On the 14 April 2020, after almost two years, the Ministerial Appeal Tribunal considering the appeal by the River Club Developers, supported by the City of Cape Town, and two provincial departments (DEADP and DTPW) came to a thunderous conclusion – that the Appeal had no merit and that the HWC decision “to provisionally protect the resource in terms of section 29 of the NHRA is upheld and shall remain in force. The appeal is therefore dismissed.”
In dismissing the appeal, the Tribunal directive dissected each of the Appellants arguments and carefully rebutted them. For example, the “effect of delaying development somewhat” was described as a “small price to pay, considering the benefits and gains of conducting a proper heritage assessment of the conservation needs and investigating the protection of heritage resources.” The developers referred to a case involving the Arniston Hotel but the Tribunal rejected its relevance since that case “did not feature any of the traditionally sensitive issues involving conservation of cultural heritage of the Indigenous First Nation’s community” nor did the appellants present “cogent arguments” related to any adverse consequence arising from the provisional protection. Lastly, one of the key arguments by the Appellants was that there was already a process under Section 38 of the National Heritage Resources Act which should preclude any provisional protection (under Section 29 of the National Heritage Resources Act) because a parallel process would be a fruitless duplication of functions and wasteful expenditure. The Tribunal found there was no merit in this argument – in law, one process does preclude another.
So, the Tribunal came down firmly in support of recognising the very high heritage significance of the site and for the need to investigate prior to any development decisions being made. It also recognised that, despite its shortcomings, the processes gave First Nation peoples and communities a voice to articulate their case for heritage conservation and protection for the first time.
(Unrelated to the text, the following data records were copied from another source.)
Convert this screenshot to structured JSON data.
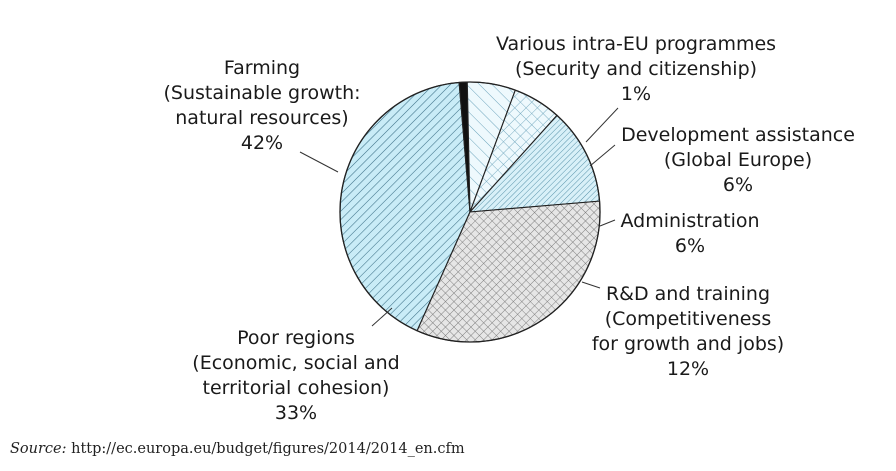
{
  "chart_data": {
    "type": "pie",
    "slices": [
      {
        "lines": [
          "Farming",
          "(Sustainable growth:",
          "natural resources)",
          "42%"
        ],
        "value": 42,
        "fill": "#c9ecf7",
        "pattern": "diag-down"
      },
      {
        "lines": [
          "Various intra-EU programmes",
          "(Security and citizenship)",
          "1%"
        ],
        "value": 1,
        "fill": "#111111",
        "pattern": "solid"
      },
      {
        "lines": [
          "Development assistance",
          "(Global Europe)",
          "6%"
        ],
        "value": 6,
        "fill": "#e8f6fb",
        "pattern": "diag-up-sparse"
      },
      {
        "lines": [
          "Administration",
          "6%"
        ],
        "value": 6,
        "fill": "#e8f6fb",
        "pattern": "crosshatch-sparse"
      },
      {
        "lines": [
          "R&D and training",
          "(Competitiveness",
          "for growth and jobs)",
          "12%"
        ],
        "value": 12,
        "fill": "#d8f0f8",
        "pattern": "diag-down-dense"
      },
      {
        "lines": [
          "Poor regions",
          "(Economic, social and",
          "territorial cohesion)",
          "33%"
        ],
        "value": 33,
        "fill": "#dcdcdc",
        "pattern": "crosshatch"
      }
    ]
  },
  "source": {
    "prefix": "Source:",
    "url": "http://ec.europa.eu/budget/figures/2014/2014_en.cfm"
  }
}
It is thus indeed an historic ruling in the history of our country.
The Tribunal directive also noted how “political posturing” and “alliances” involving different government and municipal entities and the developers had soured the process. It drew attention to the fact that some public officials “did not serve the interests of their departments, the CoCT or the public interest and their conduct warrants review and censure, where appropriate.” Scarce resources, the directive said, should be used to “cooperatively solve complicated heritage issues cooperatively” which did not occur. It also made reference to the divide and rule tactics at play in the process.
These are all very powerful statements and we hope this will be lesson to all concerned and more specifically those holding public office and those with resources to spend on endless legal obstruction, that justice will win in the end. We live in a Constitutional democracy which allows for all views to be put on the table, but not for some to count more than others because of better access to power or money.
During COVID-19, it’s a time of deep introspection about what we are as a society and how we unite to solve common problems. Let’s hope this spirit continues after the COVID-19 restrictions are eased so that we can resolve the heritage challenges related to TRUP and the River Club in the same spirit.